Firstly, the authors have emphasized the pivotal role of lipids and lipid-like compounds as the primary differential metabolites in patients with the DP pattern of CG. Although this discovery is noteworthy, they have not provided a thorough mechanistic elucidation of how these metabolic perturbations contribute to the etiology of DP-pattern. Specifically, the precise pathways or interactions that precipitate these lipid alterations remain to be delineated. A deeper understanding of these mechanisms is indispensable for comprehending the disease progression and devising targeted therapeutic strategies.

Secondly, the diagnostic model, formulated using phenol, 2,6-diaminoheptanedioic acid, and N-hexadecanoyl pyrrolidine, has exhibited high levels of accuracy, specificity, and sensitivity. Nonetheless, the authors acknowledge the constraints imposed by the sample size and population distribution. With a cohort of only 300 patients, the generalizability of these findings to a wider population remains uncertain. Moreover, while the external validation set comprising 50 patients shows promise, it is still relatively limited in size. To validate the robustness and applicability of these biomarkers, larger, multicenter studies encompassing diverse ethnic and geographic populations are imperative.
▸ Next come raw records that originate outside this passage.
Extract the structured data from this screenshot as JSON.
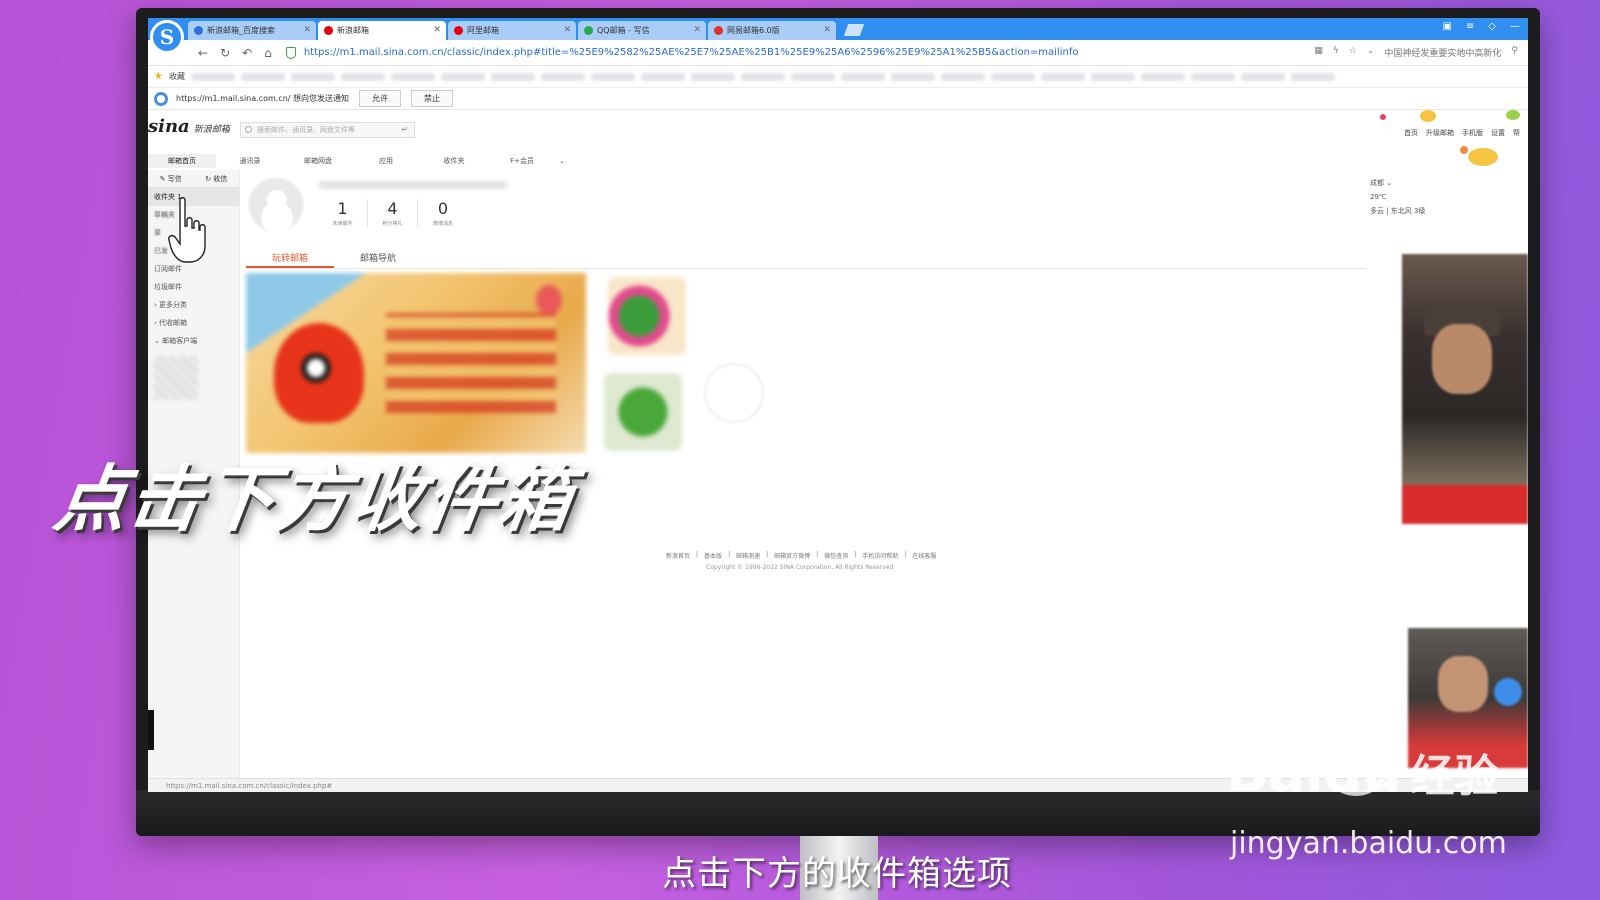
{
  "browser": {
    "logo": "S",
    "tabs": [
      {
        "label": "新浪邮箱_百度搜索",
        "active": false,
        "icon_color": "#2f6ee0"
      },
      {
        "label": "新浪邮箱",
        "active": true,
        "icon_color": "#e60012"
      },
      {
        "label": "阿里邮箱",
        "active": false,
        "icon_color": "#e60012"
      },
      {
        "label": "QQ邮箱 - 写信",
        "active": false,
        "icon_color": "#2aa84f"
      },
      {
        "label": "网易邮箱6.0版",
        "active": false,
        "icon_color": "#e0312a"
      }
    ],
    "url": "https://m1.mail.sina.com.cn/classic/index.php#title=%25E9%2582%25AE%25E7%25AE%25B1%25E9%25A6%2596%25E9%25A1%25B5&action=mailinfo",
    "nav_right_text": "中国神经发重要实地中高新化",
    "bookmarks_label": "收藏",
    "notify": {
      "text": "https://m1.mail.sina.com.cn/ 想向您发送通知",
      "allow": "允许",
      "deny": "禁止"
    },
    "status_url": "https://m1.mail.sina.com.cn/classic/index.php#"
  },
  "mail": {
    "logo_word": "sina",
    "logo_sub": "新浪邮箱",
    "search_placeholder": "搜索邮件、通讯录、网盘文件等",
    "top_links": [
      "首页",
      "升级邮箱",
      "手机版",
      "设置",
      "帮"
    ],
    "tabs": [
      "邮箱首页",
      "通讯录",
      "邮箱网盘",
      "应用",
      "收件夹",
      "F+会员"
    ],
    "compose": "写信",
    "receive": "收信",
    "folders": [
      {
        "label": "收件夹  1",
        "active": true
      },
      {
        "label": "草稿夹",
        "active": false
      },
      {
        "label": "草",
        "active": false
      },
      {
        "label": "已发",
        "active": false
      },
      {
        "label": "订阅邮件",
        "active": false
      },
      {
        "label": "垃圾邮件",
        "active": false
      },
      {
        "label": "› 更多分类",
        "active": false
      },
      {
        "label": "› 代收邮箱",
        "active": false
      },
      {
        "label": "⌄ 邮箱客户端",
        "active": false
      }
    ],
    "stats": [
      {
        "value": "1",
        "label": "未读邮件"
      },
      {
        "value": "4",
        "label": "积分换礼"
      },
      {
        "value": "0",
        "label": "微博消息"
      }
    ],
    "subtabs": [
      "玩转邮箱",
      "邮箱导航"
    ],
    "footer_links": [
      "新浪首页",
      "|",
      "基本版",
      "|",
      "邮箱测速",
      "|",
      "邮箱官方微博",
      "|",
      "微信查询",
      "|",
      "手机访问帮助",
      "|",
      "在线客服"
    ],
    "copyright": "Copyright © 1996-2022 SINA Corporation, All Rights Reserved",
    "weather": {
      "city": "成都 ⌄",
      "temp": "29℃",
      "desc": "多云 | 东北风 3级"
    }
  },
  "overlay": {
    "title": "点击下方收件箱",
    "subtitle": "点击下方的收件箱选项",
    "watermark": "Bai",
    "watermark_du": "du",
    "watermark_cn": "经验",
    "watermark_url": "jingyan.baidu.com"
  },
  "colors": {
    "accent": "#e8572f",
    "browser_blue": "#2f8ef0",
    "background": "#b552d6"
  }
}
Although this study focuses on the DP pattern in CG, the diagnostic criteria for DP pattern were derived from textbooks, and while the authors reported diagnostic items, they did not disclose the specific process for diagnosing DP pattern. Was the diagnosis made by consensus among two senior Chinese medicine experts with advanced professional titles? The readers are left uninformed. Consequently, the clinical validity of criteria constructed without diagnostic trials is questionable. Furthermore, the authors have underscored the significance of sphingolipid metabolism in the pathophysiology of DP-pattern. Nevertheless, the precise functional implications of the identified sphingolipid metabolites, notably sphinganine 1-phosphate and sphingomyelin, remain speculative at present. Recent findings suggest that these sphingolipid metabolites may be associated with CG beyond being specific to the DP phenotype.^2,3

Lastly, the article focuses solely on tongue coating metabolomics without considering other potential biomarkers or diagnostic modalities. While tongue coating analysis is a non-invasive and convenient method, integrating it with other omics approaches (eg, genomics, proteomics, and metagenomics) may provide a more holistic understanding of CG.⁴ By integrating these omics techniques, the identification of extremely early-stage cancer can be facilitated, thus promoting the discovery of early diagnostic markers and overcoming the challenge of diagnosing cases where traditional symptoms are absent or indistinct. Indeed, tongue-coating proteins⁵ have already showcased their potential as a promising indicator for identifying high-risk groups for gastric cancer, further highlighting the significance of this multidisciplinary approach.

Future research should address these concerns by conducting larger, multicenter studies, exploring the underlying mechanisms of metabolic alterations, and integrating multiple omics approaches for a holistic understanding of CG with the DP pattern.